- Born: July 3, 1917 Guling, China
- Died: February 9, 2008 (aged 90) Moanalua
- Citizenship: United States
- Education: Columbia University
- Known for: Comparative Public Administration, Riggs Award for Lifetime Achievement in International and Comparative Public Administration
- Scientific career
- Fields: Political Science, Public Administration
- Workplaces: University of Hawaii

= Fred W. Riggs =

American academic

Fred W. Riggs (July 3, 1917 in China - February 9, 2008 in USA) was an American political scientist and pioneer of comparative public administration. He has been described as "a towering figure in the field", one of the "founders of the field", and as an "energetic pioneer" in comparative research. One commentator observed in 2012 that Riggs' work "is so extensive and creative that it has become an area of study by itself."

Riggs was the founder and first chairperson of the Comparative Administration Group, which was later reorganized as the Section on International and Comparative Administration of the American Society for Public Administration. Riggs "managed the group . . . [and] provided intellectual leadership." The Comparative Administration Group undertook a large number of studies around the world in the 1960s and early 1970s that were funded by the Ford Foundation. One assessment says that the Group did "monumental work" under Riggs leadership, although not without attracting criticism.

As a theorist, Riggs was most famous for his "prismatic theory of public administration." His most influential book on this topic was Administration in Developing Countries: The Theory of Prismatic Society (1964).

A 2019 study found that Riggs was the most frequently mentioned scholar in examination questions relating to public administration posed by India's Union Public Service Commission over the preceding twenty years.

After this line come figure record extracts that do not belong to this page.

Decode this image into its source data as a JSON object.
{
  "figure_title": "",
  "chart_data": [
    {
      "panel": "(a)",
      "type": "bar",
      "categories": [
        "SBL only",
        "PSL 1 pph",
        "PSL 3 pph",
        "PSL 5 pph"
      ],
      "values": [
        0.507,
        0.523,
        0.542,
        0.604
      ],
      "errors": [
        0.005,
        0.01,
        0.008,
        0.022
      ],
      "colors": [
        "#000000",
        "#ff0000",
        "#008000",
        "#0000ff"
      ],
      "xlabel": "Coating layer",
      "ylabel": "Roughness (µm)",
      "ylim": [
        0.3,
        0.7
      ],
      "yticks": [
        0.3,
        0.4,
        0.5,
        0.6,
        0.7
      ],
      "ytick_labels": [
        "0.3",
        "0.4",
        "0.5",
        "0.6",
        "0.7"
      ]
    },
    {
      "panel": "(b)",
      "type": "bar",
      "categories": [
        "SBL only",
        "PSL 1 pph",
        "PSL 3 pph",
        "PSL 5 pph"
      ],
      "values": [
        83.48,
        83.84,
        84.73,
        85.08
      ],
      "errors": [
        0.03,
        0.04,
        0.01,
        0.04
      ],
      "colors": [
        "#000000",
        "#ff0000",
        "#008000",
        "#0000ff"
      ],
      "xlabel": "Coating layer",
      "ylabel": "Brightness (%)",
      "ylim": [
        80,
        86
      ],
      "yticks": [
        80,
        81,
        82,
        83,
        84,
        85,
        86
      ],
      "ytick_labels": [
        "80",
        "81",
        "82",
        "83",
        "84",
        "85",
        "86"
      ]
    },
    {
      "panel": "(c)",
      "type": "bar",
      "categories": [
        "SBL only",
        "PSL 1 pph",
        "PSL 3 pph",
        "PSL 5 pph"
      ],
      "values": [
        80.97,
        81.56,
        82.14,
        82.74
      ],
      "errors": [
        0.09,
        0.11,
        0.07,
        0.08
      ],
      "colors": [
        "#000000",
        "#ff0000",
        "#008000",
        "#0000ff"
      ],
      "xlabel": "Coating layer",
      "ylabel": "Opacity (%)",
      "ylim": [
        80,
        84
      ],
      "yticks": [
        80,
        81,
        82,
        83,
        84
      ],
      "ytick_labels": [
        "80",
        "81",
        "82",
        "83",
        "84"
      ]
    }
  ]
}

The Riggs Award for Lifetime Achievement in International and Comparative Public Administration is named in his honor. A one-day Riggs Symposium is also held as part of the annual conference of the American Society for Public Administration.

Riggs ended his career as professor emeritus at Political Science Department of University of Hawaii.

== Awards==
Awards:
- Dwight Waldo award for lifetime achievements in Public Administration, American Society for Public Administration, April 1991.
- Order of White Elephant, conferred by King of Thailand, in Bangkok, 1986.
- First non-Asian to be honored by Eastern Regional Organization for Public Administration, EROPA Conference, Seoul, Korea, 1983.
- Fellow, Center for Advanced Study in the Behavioral Sciences, Stanford, 1966–67.
- Senior Specialist, East-West Center, University of Hawaii, 1962–1963.
- Fellow, Committee on Comparative Politics of the Social Science Research Institute, for field research in Thailand, 1957–58.